A eleição presidencial do Peru continua em aberto. Com cerca de 92% das urnas apuradas, Keiko Fujimori aparece com 50,24% dos votos válidos, enquanto o candidato de esquerda Roberto Sánchez soma 49,75%, segundo dados oficiais divulgados pela autoridade eleitoral peruana.

A diferença entre os dois concorrentes é pequena e mantém o cenário de empate técnico. Por isso, especialistas evitam apontar um vencedor antes da conclusão da apuração.

A expectativa é de que os resultados definitivos ainda demorem alguns dias para serem conhecidos. Isso porque uma parte significativa dos votos pendentes vem de regiões rurais e mais afastadas do país, áreas onde Sánchez possui forte apoio eleitoral.

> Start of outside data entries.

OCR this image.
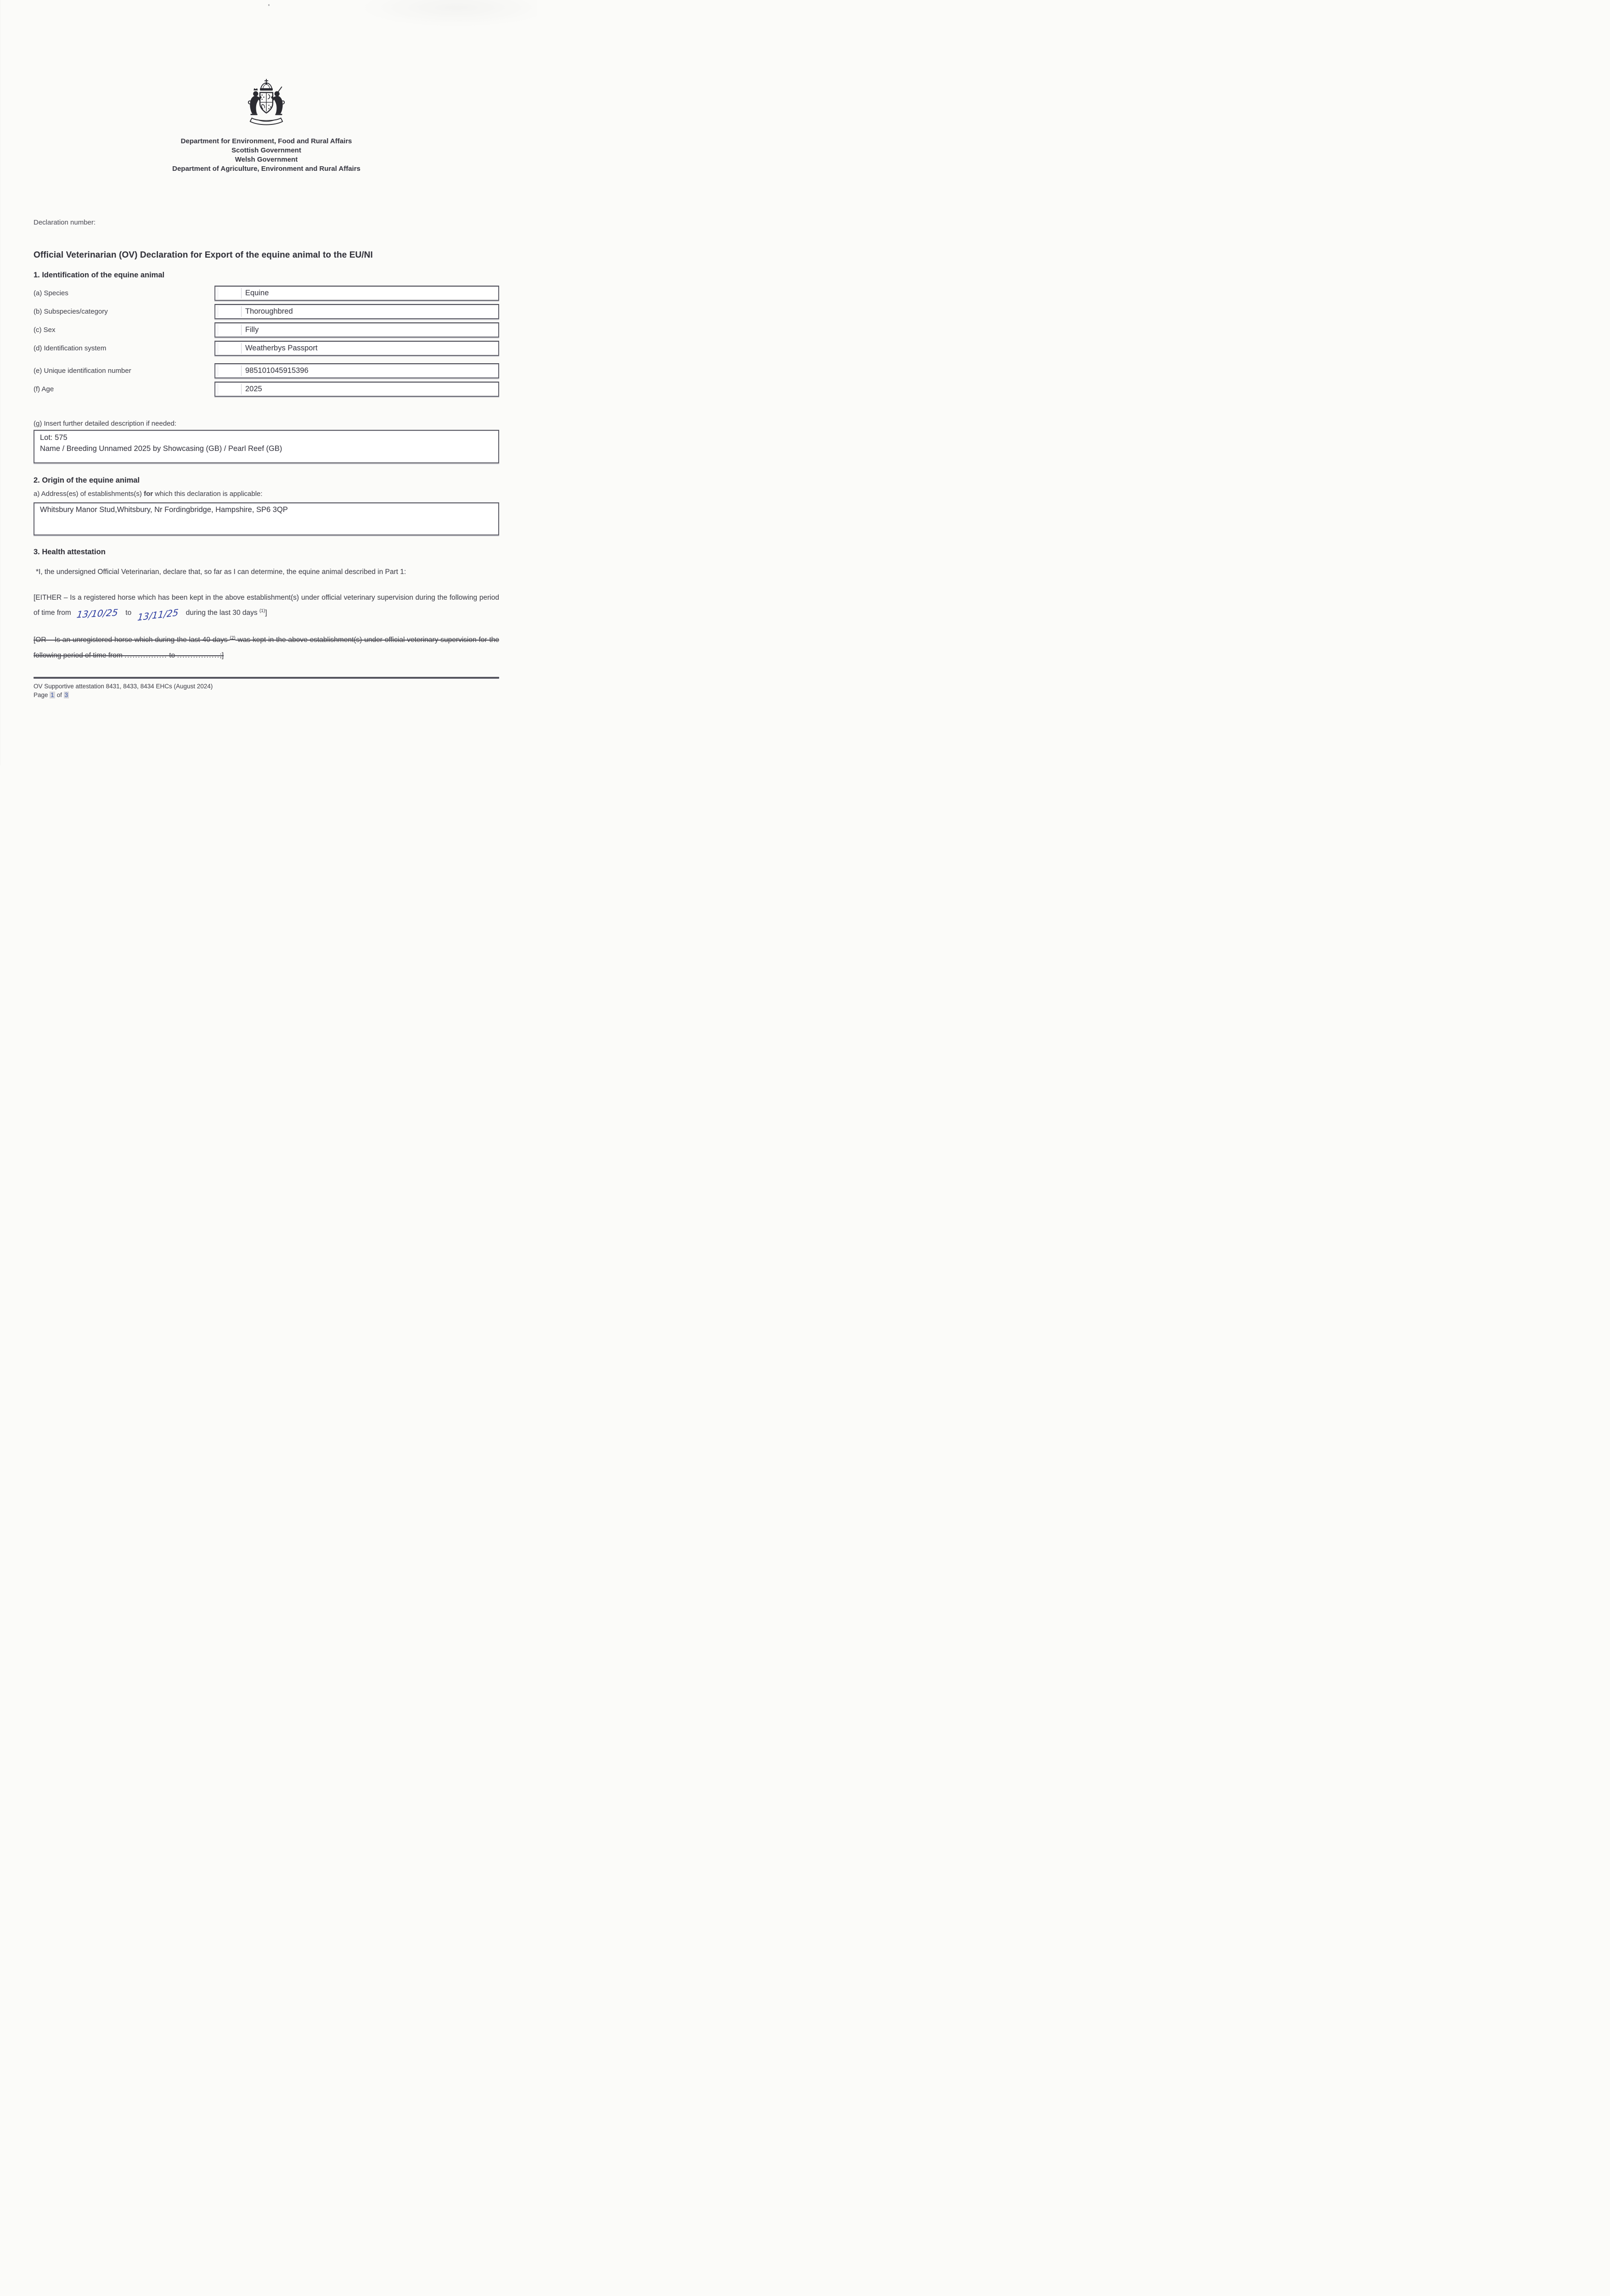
Department for Environment, Food and Rural Affairs
Scottish Government
Welsh Government
Department of Agriculture, Environment and Rural Affairs
Declaration number:
Official Veterinarian (OV) Declaration for Export of the equine animal to the EU/NI
1. Identification of the equine animal
(a) Species	Equine
(b) Subspecies/category	Thoroughbred
(c) Sex	Filly
(d) Identification system	Weatherbys Passport
(e) Unique identification number	985101045915396
(f) Age	2025
(g) Insert further detailed description if needed:
Lot: 575
Name / Breeding Unnamed 2025 by Showcasing (GB) / Pearl Reef (GB)
2. Origin of the equine animal
a) Address(es) of establishments(s) for which this declaration is applicable:
Whitsbury Manor Stud,Whitsbury, Nr Fordingbridge, Hampshire, SP6 3QP
3. Health attestation

*I, the undersigned Official Veterinarian, declare that, so far as I can determine, the equine animal described in Part 1:

[EITHER – Is a registered horse which has been kept in the above establishment(s) under official veterinary supervision during the following period of time from 13/10/25 to 13/11/25 during the last 30 days $^{(1)}$]

[OR – Is an unregistered horse which during the last 40 days $^{(2)}$ was kept in the above establishment(s) under official veterinary supervision for the following period of time from ................ to ................;]

OV Supportive attestation 8431, 8433, 8434 EHCs (August 2024)
Page 1 of 3
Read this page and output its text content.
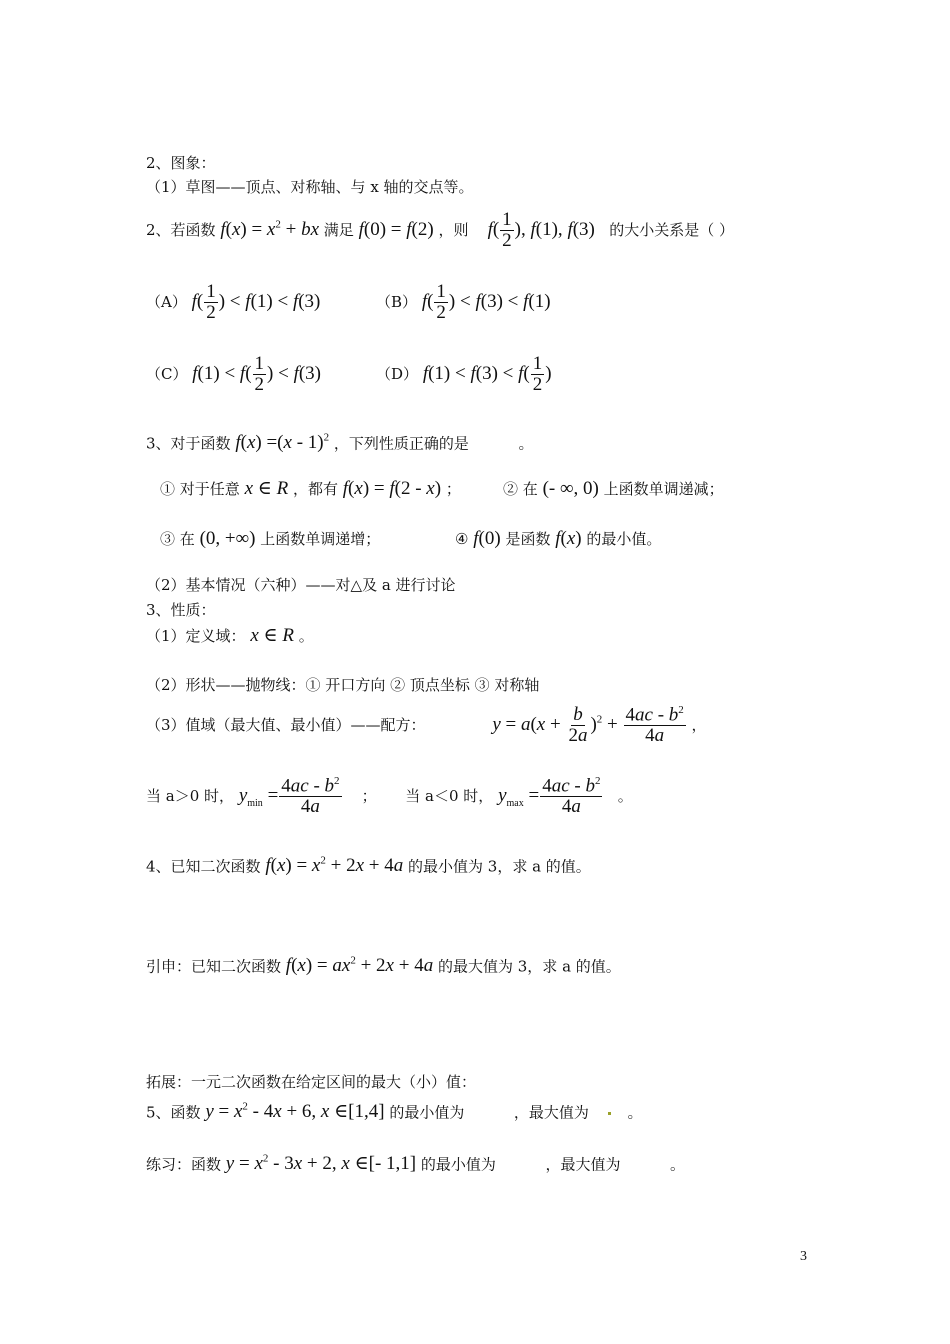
2、图象：
（1）草图——顶点、对称轴、与 x 轴的交点等。
2、若函数 $f(x) = x^2$ + bx 满足 f(0) = f(2) ，则 $f( \frac{1}{2}$ ), f(1), f(3) 的大小关系是（ ）
（A） $f( \frac{1}{2}$ ) < f(1) < f(3)	（B） $f( \frac{1}{2}$ ) < f(3) < f(1)
（C） $f(1) < f( \frac{1}{2}$ ) < f(3)	（D） $f(1) < f(3) < f( \frac{1}{2}$ )
3、对于函数 f(x) =(x - 1)$^2$ ，下列性质正确的是	。
① 对于任意 x ∈ R ，都有 f(x) = f(2 - x) ；	② 在 (- ∞, 0) 上函数单调递减；
③ 在 (0, +∞) 上函数单调递增；	④ f(0) 是函数 f(x) 的最小值。
（2）基本情况（六种）——对△及 a 进行讨论
3、性质：
（1）定义域： x ∈ R 。
（2）形状——抛物线：① 开口方向 ② 顶点坐标 ③ 对称轴
（3）值域（最大值、最小值）——配方：	$y = a(x + \frac{b}{2a} )^2 + \frac{4ac - b^2}{4a}$ ，
当 a＞0 时， $y_{min} = \frac{4ac - b^2}{4a}$ ； 当 a＜0 时， $y_{max} = \frac{4ac - b^2}{4a}$ 。
4、已知二次函数 $f(x) = x^2 + 2x + 4a$ 的最小值为 3，求 a 的值。
引申：已知二次函数 $f(x) = ax^2 + 2x + 4a$ 的最大值为 3，求 a 的值。
拓展：一元二次函数在给定区间的最大（小）值：
5、函数 $y = x^2 - 4x + 6$, x ∈[1,4] 的最小值为	，最大值为	。
练习：函数 $y = x^2 - 3x + 2$, x ∈[- 1,1] 的最小值为	，最大值为	。
3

Filha do ex-presidente Alberto Fujimori, Keiko chegou ao segundo turno após liderar a votação da primeira fase da disputa, quando obteve 17,2% dos votos válidos. Já Sánchez avançou com cerca de 12%, em uma eleição marcada pela fragmentação política e pelo elevado número de candidatos.

Ao todo, 35 postulantes disputaram a Presidência no primeiro turno, um reflexo da crise de representação que afeta o sistema político peruano. Para analistas, o elevado número de candidaturas demonstra a dificuldade dos partidos em consolidar lideranças nacionais e fortalecer suas bases eleitorais.

A votação ocorreu sem grandes incidentes, diferentemente do primeiro turno, que foi marcado por problemas operacionais e denúncias de irregularidades. As seções eleitorais foram encerradas às 17h no horário local.

A eleição acontece em um contexto de forte instabilidade institucional. Nos últimos dez anos, o Peru teve nove presidentes diferentes, resultado de sucessivas crises políticas, renúncias, impeachments e mudanças de governo.

Para cientistas políticos, essa instabilidade está ligada à fragilidade das instituições peruanas e à constante disputa entre o Poder Executivo e o Congresso. Um dos pontos mais controversos é o artigo 113 da Constituição do país, que permite a destituição de presidentes por “incapacidade moral permanente”, decisão que cabe ao Parlamento.

O mecanismo foi utilizado diversas vezes nos últimos anos e contribuiu para a queda de diferentes governos, aprofundando a percepção de instabilidade entre os eleitores.

Pesquisas recentes apontam que a confiança dos peruanos nas instituições públicas está entre as mais baixas da América Latina. Levantamentos indicam que a maioria da população demonstra pouca ou nenhuma confiança no Congresso e no governo, além de elevados índices de insatisfação com a democracia.

Nesse cenário de desgaste institucional, a disputa entre Keiko Fujimori e Roberto Sánchez é vista como mais um capítulo de uma crise política que se prolonga há anos e que desafia a governabilidade do país, independentemente de quem saia vencedor da eleição.